Students who enroll in this offering may count the credits towards the JD experiential learning requirement.
Required Clinic Component: Education Law Clinic: Legislative and Administrative Lawyering (3-5 spring clinical credits). This clinic and course are bundled; your enrollment in the clinic will automatically enroll you in this required course.
Additional Co-/Pre-Requisites: None.
By Permission: No.
Add/Drop Deadline: November 27, 2020.
LLM Students: LLM students interested in this clinic should be in contact with the clinic directly.
Please note this course has a unique schedule. There will be two meetings of the course in each of the first two weeks of the semester in order to front load content so students are prepared to engage in advocacy. To compensate, there will be two weeks in the middle of the semester where there is no class meeting (March 4 and March 11). The course will meet on the following dates and times (* = irregular course meeting time) :
- Tue, Jan 25, 8 - 10am*
- Thu, Jan 28, 5 - 7 pm
Tue, Feb 1, 8 - 10 am*
Thu, Feb 4, 5 - 7 pm
Thu, Feb 11, 5 - 7 pm
Thu, Feb 18, 5 - 7 pm
Thu, Feb 25, 5 - 7 pm
Thu, Mar 25, 5 - 7 pm
Thu, Apr 1, 5 - 7 pm
Thu, Apr 8, 5 - 7 pm
Thu, Apr 15, 5 - 7 pm
Thu, Apr 22, 5 - 7 pm
Please also note that students are required to schedule a substantial portion of their clinic office hours for the associated clinic (Education Law Clinic: Legislative and Administrative Lawyering) on Tuesdays, Wednesdays and Thursdays because these are the days the Massachusetts legislature is typically in session.
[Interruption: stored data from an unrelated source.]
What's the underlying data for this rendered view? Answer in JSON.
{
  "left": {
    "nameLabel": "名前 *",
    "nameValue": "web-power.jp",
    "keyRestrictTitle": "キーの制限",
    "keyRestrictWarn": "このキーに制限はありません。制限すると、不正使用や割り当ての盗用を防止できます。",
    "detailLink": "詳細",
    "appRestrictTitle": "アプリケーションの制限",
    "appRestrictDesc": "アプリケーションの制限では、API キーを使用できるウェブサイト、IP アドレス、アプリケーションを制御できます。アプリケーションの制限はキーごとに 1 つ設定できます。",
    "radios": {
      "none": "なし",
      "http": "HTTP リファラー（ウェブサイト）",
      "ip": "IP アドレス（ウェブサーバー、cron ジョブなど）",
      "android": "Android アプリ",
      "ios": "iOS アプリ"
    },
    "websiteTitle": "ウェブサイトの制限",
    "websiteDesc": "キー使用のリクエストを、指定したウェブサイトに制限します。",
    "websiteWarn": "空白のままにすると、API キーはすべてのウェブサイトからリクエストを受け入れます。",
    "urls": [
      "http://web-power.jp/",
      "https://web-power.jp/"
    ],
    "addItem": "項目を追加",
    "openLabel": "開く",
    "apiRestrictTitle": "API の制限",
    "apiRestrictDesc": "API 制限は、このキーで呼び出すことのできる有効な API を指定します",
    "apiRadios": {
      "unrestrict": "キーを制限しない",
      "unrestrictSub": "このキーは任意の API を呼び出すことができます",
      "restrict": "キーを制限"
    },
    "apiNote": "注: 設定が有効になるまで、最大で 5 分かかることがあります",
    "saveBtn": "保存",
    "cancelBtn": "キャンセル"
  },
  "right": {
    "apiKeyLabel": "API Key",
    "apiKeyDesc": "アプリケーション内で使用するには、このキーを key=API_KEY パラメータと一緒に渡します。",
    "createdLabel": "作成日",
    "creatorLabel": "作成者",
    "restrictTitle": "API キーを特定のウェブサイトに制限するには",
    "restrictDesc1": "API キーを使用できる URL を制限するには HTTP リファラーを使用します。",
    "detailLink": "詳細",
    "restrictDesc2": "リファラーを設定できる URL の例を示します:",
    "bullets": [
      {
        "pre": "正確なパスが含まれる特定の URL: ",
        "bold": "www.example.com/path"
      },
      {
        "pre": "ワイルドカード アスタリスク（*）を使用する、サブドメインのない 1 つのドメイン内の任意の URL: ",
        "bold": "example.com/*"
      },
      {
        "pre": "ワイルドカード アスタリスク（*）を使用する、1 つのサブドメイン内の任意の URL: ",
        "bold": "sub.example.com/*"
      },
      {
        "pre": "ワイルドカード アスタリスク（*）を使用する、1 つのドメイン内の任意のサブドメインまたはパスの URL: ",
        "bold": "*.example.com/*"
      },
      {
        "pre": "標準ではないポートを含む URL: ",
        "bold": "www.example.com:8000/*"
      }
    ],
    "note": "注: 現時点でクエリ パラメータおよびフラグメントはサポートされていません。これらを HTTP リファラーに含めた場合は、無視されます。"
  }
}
Beginning in the third week of the semester, students will be required to attend a one hour weekly team meeting each Tuesday morning from 9:00-10:00 am.
In this seminar students will learn the theory and practice the skills that will enable them to be effective legislative and administrative lawyers in the area of education. Students will learn how to identify and understand systemic problems, assess the educational system's response to vulnerable students, and reflect on the challenges and rewards of interdisciplinary advocacy at the intersection of the fields of law, education, neurobiology, psychology, and public policy. The seminar will cover several general substantive areas related to legislative and administrative lawyering: the constitutional roles and powers of the General Court, the executive branch and administrative agencies in Massachusetts; House and Senate procedure; the state budget process; and the art of lobbying. The readings and activities in this seminar are designed to support and encourage reflection on the legislative lawyering skills that students will develop and practice in their clinical work, including: identifying and researching a problem, proposing solutions and approaches, developing and drafting a desired legislative remedy, learning who the stakeholders are in the education establishment, accurately assessing the political and legal landscape surrounding the desired remedy, building a vibrant and effective coalition, engaging in oral presentations and negotiations, and analyzing ethical issues that arise in legislative and administrative advocacy. The seminar will also introduce students to distinguished guest speakers from practice. The goal is for students to learn the unique role lawyers can play as part of a movement to create effective remedies for vulnerable students.
There is no final examination for this course; students will prepare a presentation in which they lead a discussion with their colleagues based on an interesting issue or problem they encountered in their clinic advocacy during the semester. Class participation is part of the grade for this course.